I'm always curious to see what and how other people eat.  Everybody seems to have a different relationship with food.  For some each bite is a huge pleasure, for some it is a nuisance to have to eat, others eat like a bird for fear of gaining weight.   Some take a lunch break to eat with friends, others eat in front of the computer (myself included), and others don't have any routine and seem to even forget to eat.  I sometimes feel that I'm the only one that has quirks when it comes to feeding myself, but when I take the time to observe, I see that this is not the case.

Quirks aside, I think it is sad that so many of us have a painful relationship with food.  While I'm learning that I don't need to be afraid of calories, I have spent a lot of time worrying about weight gain even during periods of time that I have been underweight.  I'm starting to gain some now and I feel healthier for it, my fear is going away and I actually look forward to reaching my natural weight whatever it really is.

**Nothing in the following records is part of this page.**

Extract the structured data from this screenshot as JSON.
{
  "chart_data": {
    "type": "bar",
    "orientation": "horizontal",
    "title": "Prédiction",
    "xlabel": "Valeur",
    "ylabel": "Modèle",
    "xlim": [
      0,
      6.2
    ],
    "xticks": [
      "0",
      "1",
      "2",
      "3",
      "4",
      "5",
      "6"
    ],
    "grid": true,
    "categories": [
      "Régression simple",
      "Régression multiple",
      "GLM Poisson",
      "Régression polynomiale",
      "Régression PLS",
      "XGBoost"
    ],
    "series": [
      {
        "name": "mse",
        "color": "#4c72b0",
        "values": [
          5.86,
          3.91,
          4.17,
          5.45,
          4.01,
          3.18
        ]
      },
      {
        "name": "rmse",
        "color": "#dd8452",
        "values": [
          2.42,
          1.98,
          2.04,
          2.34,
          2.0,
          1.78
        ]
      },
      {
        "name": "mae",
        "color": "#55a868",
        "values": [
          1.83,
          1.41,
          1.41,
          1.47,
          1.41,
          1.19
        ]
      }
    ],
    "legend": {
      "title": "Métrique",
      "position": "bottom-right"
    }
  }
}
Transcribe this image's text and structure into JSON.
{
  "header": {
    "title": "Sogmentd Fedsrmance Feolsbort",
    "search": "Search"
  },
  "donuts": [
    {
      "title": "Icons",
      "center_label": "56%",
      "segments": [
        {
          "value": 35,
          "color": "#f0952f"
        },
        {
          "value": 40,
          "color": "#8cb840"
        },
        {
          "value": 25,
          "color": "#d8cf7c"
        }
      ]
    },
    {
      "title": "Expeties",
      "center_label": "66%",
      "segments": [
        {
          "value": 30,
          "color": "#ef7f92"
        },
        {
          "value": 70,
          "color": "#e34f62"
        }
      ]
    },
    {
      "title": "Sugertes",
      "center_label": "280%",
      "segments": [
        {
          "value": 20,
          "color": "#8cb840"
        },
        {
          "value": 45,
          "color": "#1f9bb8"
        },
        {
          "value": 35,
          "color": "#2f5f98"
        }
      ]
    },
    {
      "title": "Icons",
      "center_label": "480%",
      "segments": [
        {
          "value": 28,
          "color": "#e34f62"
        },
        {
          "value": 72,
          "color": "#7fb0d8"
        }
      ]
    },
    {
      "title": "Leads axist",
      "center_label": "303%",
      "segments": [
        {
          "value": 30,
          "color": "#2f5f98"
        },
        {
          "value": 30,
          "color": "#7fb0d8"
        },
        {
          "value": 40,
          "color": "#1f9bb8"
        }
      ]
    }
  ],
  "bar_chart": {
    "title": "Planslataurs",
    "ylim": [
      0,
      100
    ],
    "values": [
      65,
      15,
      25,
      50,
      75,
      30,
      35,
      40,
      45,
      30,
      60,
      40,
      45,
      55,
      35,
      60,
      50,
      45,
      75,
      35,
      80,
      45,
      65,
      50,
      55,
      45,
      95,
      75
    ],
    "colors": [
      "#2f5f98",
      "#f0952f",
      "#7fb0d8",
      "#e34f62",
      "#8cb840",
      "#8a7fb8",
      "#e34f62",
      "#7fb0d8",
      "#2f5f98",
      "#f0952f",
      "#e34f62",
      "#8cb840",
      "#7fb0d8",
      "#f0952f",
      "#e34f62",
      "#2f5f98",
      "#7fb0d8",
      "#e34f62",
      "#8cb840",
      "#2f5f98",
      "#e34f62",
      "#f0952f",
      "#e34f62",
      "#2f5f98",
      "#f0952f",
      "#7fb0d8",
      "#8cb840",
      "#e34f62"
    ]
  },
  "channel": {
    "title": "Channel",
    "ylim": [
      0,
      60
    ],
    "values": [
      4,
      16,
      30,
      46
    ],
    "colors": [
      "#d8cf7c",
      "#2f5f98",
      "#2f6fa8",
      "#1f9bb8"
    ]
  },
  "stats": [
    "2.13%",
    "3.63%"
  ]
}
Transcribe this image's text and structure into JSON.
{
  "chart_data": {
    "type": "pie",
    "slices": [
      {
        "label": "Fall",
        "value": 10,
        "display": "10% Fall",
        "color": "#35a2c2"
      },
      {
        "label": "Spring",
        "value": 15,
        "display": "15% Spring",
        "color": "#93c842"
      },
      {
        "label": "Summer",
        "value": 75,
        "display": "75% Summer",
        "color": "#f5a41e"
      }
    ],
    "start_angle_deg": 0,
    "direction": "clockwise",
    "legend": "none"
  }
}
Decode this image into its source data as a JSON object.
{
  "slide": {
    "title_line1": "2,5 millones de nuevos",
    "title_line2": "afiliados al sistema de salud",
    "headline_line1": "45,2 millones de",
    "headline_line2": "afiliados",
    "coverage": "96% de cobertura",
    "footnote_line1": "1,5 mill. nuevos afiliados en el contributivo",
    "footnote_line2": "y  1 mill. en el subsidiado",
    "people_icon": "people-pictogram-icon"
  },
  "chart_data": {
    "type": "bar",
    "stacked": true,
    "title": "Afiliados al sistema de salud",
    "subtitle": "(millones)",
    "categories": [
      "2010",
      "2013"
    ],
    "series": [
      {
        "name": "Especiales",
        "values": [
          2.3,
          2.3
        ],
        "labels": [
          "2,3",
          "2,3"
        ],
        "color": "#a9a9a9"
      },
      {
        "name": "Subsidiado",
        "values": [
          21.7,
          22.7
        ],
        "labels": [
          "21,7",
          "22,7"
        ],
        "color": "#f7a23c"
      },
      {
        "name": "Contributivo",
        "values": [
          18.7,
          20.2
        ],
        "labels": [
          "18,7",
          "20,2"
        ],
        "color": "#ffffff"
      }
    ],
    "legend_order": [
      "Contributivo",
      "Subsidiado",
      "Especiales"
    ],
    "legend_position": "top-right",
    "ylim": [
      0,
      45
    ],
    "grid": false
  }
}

There is so much fear when it comes to food, I think it is a major problem in our society.  But what is the source of this?  I think there are many social issues, but I'm not confident that they are the root of the problem.  Pressure to be thin while being bombarded with fast food advertisements certainly encourages a confused relationship with food, but I think the issue is really deeper than that.  I think that food is often used to replace something else that is missing in our lives, even though there is no way that it can do so.  Is it friendship?  Romantic relationships?  Having purpose?  I don't know exactly, but I feel that for me when my relationship to food gets chaotic I am trying to find some sort of comfort in it.  Either comfort in giving in to my cravings, or the comfort that comes from following a strict program.

I feel that these may be at the root of the problem, although I find it it bit on the mushy side.  I think the reason that food can serve as such a comfort is that it does have a direct effect on our brain chemistry.  By releasing serotonin, beta-endorphins, and dopamine, we can try to artificially create the feelings that we are missing.  I think if my brain chemistry was fine in the first place, I wouldn't have cravings or overeat certain foods.

I think that whatever our relationship to food may be, it can teach us a lot about ourselves and how we relate to the world.  What we eat literally becomes us, so how our relationship to it not be meaningful?


  1. i am learning to withdrawal my attachment to food. as a recovering anorexic, i relate a lot to your post. i need to allow my body to end up where it naturally is happy.

    i have a lot of rituals/habits i am slowly breaking(eatnig in front of the computer being one of them) and i need to learn to eat, get over it, and get on with it so to say because to much time i manipulated and overthought on something that is only required to run my body.

    i am a savvy for brain chemistry and have looked a lot into it as well.

  2. Hi malpaz, thanks for the comment. I find it difficult to remove the attachment to food. Especially having quit smoking recently, it is easy to replace one craving for another.

    I like what you say about eating and getting on with it. That is an attitude I would like to develop, so that not to much time and energy goes into thinking what the next meal will be, and so on. Lately that has been getting better and I have not been eating much sugar. I do eat in front of the computer all the time, is that a bad thing? ;)

    I think when I was doing well with food attachment was when following low-carb paleo-ish type diet, although it was only for about 6 weeks. I'm not sure that it is a way of eating that would be sustainable for me.